FIFA 2022: Human Rights Concerns
The controversial decision to host the 2022 FIFA Men’s World Cup in November in Qatar has caused concern among individuals and organisations.
2022 will be the first time a World Cup Final has been held in the Middle East or at this time of year. With a population of 2.9 million, Qatar is one of the most affluent countries in the world due to its gas and oil exports.
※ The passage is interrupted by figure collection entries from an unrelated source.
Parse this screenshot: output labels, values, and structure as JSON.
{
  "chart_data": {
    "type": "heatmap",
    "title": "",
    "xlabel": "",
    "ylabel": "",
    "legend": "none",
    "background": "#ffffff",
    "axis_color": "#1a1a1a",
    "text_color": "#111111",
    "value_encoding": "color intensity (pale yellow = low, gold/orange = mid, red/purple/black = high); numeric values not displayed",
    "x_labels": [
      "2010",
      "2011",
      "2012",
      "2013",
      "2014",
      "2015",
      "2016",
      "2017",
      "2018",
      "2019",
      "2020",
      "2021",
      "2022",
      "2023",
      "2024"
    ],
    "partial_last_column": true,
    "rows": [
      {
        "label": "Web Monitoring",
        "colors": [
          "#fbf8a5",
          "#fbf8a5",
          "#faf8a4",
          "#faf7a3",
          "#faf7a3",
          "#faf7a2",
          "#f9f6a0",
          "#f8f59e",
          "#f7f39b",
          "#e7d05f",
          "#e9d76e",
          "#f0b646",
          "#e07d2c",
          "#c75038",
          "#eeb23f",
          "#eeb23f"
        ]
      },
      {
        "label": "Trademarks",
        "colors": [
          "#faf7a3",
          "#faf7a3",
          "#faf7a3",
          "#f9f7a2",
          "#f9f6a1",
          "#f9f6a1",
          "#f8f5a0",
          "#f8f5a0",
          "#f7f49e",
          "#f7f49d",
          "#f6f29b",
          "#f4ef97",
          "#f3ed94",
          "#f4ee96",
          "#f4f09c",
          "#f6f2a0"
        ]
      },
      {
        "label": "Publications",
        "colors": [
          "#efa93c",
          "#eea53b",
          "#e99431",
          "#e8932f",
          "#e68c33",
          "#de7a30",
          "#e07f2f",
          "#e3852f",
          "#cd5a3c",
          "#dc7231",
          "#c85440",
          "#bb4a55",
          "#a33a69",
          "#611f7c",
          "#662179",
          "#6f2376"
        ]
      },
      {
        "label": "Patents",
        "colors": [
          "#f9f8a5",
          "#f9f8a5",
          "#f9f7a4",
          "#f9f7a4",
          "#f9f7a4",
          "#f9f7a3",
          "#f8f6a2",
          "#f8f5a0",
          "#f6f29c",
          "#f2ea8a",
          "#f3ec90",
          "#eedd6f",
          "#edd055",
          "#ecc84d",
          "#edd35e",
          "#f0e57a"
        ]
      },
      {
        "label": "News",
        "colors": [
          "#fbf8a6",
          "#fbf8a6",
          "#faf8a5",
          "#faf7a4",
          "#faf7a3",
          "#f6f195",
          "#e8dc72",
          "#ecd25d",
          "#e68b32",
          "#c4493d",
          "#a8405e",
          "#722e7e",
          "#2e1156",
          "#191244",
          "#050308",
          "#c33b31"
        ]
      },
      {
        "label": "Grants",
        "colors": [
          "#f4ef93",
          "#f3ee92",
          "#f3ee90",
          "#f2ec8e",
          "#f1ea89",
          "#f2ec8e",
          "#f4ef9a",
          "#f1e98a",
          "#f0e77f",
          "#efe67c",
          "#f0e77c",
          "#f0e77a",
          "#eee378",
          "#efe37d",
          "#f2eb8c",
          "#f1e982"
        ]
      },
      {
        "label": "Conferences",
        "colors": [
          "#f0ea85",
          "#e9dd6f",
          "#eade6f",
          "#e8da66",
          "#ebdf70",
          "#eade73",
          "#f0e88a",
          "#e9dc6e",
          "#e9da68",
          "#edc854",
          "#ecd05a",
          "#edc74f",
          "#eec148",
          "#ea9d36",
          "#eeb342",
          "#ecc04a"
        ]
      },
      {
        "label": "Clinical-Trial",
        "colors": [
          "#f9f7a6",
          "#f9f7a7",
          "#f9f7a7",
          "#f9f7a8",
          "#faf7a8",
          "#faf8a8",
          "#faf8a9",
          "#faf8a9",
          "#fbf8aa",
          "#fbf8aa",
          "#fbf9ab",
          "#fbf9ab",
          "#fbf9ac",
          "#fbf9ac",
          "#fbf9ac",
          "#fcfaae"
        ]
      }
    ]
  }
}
The country also violates the human rights of LGBTQIA+ people, sentencing those found to have engaged in same-sex relationships to as much as seven years in prison.
After a UEFA task force (led by FA CEO Mark Bullingham) travelled to Qatar for a 3rd planning visit, for meetings held with several agencies, including Qatar’s ruling Supreme Committee and their FA, as well as human rights organisations.
UEFA said: “Progress has been made but it was clear from individual experiences that more awareness of the new laws is needed across both workers and employers.” “The remaining months before the tournament present further opportunities for important and necessary changes.”
UEFA maintained: “The visit reinforced that changes are taking place and acknowledged that the World Cup has accelerated change positively. “However, the discussions emphasised the need for comprehensive efforts, both before and after the World Cup, to ensure that football continues to serve as a positive catalyst for change.”
QATARI World Cup officials assured gay fans they will not suffer persecution if they visit the country in November.
The World Cup’s organisers have replied that “everyone is welcome” but confirmed that Qatar will not relax its laws on homosexuality during the event. Groups representing gay football fans have asked the Qatar government to “guarantee their safety”.
Some Wales fans have said they will boycott the tournament, despite their team having qualified.